UPDATE | Bainbridge council OKs plan to design two-story police and court facility

Bainbridge Island Police Chief Matthew Hamner can finally see the light at the end of the tunnel.

And it looks a lot like a new two-story police station.

The Bainbridge Island City Council unanimously agreed this week to move forward with plans for a two-story public safety building that includes not only a new home for the city’s police department but also space for a municipal court.

The project will boast a police firing range on the property, as well. Officials said the firing range, which will be the first for any police agency in Kitsap County, will be built as a separate building to cut down on costs.

“I’m extremely grateful,” Hamner said of the council’s decision this week, which finally resolves the debate over whether the department will move from its substandard station on Winslow Way to more modern digs away from downtown.

“I don’t know how we can continue to do business in our 1945 fire station,” Hamner said of the department’s current facility.

At its meeting Tuesday, the Bainbridge Island City Council asked city staff to abandon the one-story option for a combined police station and municipal court and instead refine plans for a two-story building on NE New Brooklyn Road.

The council voted unanimously to move forward on the project, and officials said they will now focus on the acquisition of the property before more detailed design work gets underway later this year.

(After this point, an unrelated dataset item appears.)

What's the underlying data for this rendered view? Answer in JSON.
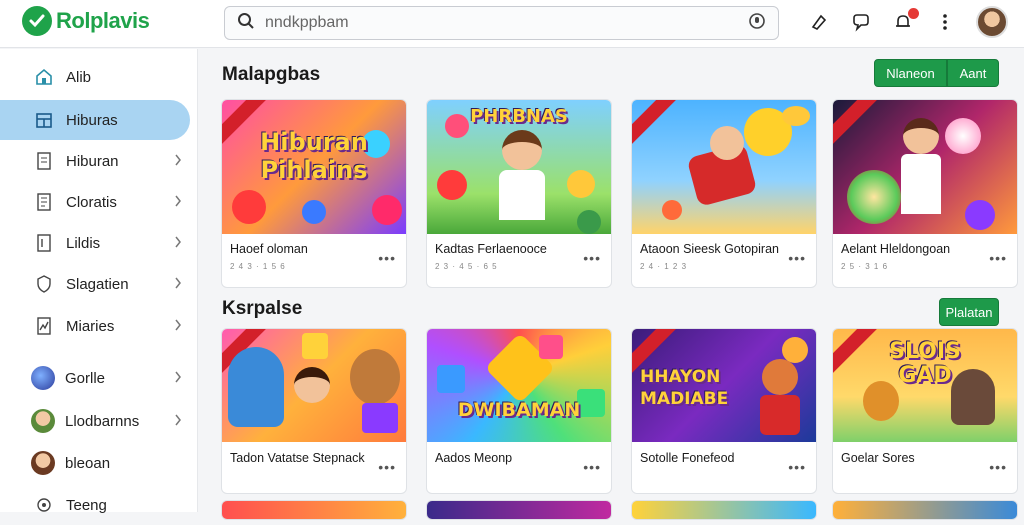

Public outreach efforts for the project are expected to come this fall.

The new public safety building is expected to cost approximately $28.4 million. That estimate does not include the cost of buying the property.

Council members reviewed preliminary drawings Tuesday for both the one- and two-story options, and officials were clearly in favor of a public safety center where the top floor would be entirely devoted to the city’s municipal court.

Much attention was given to the price tag of the project, which has more than doubled from estimates a few years ago.

According to a new report by the city’s consultants, costs have climbed approximately 149 percent since 2014, when the city estimated the cost at $10.1 million.

That earlier estimate was made the year before city officials turned to Bainbridge voters for money to pay for the project. A bond request for $15 million for a new police station, proposed for just north of city hall, was soundly rejected by voters, however, in November 2015.

Officials noted the earlier estimate did not include the level of detail found in the newest figures, and was not a straightforward apples-to-apples comparison.

Land improvement costs, for example, were not included in the earlier estimate, which also did not contemplate including the municipal court or a firing range.

The new facility is expected to be built on property just east of the Bainbridge Island Fire Department’s Station 21 helipad on NE New Brooklyn Road.

The city does not own the 1.89-acre site along NE New Brooklyn Road where the police station would be built, and the new estimates do not include the cost of land acquisition.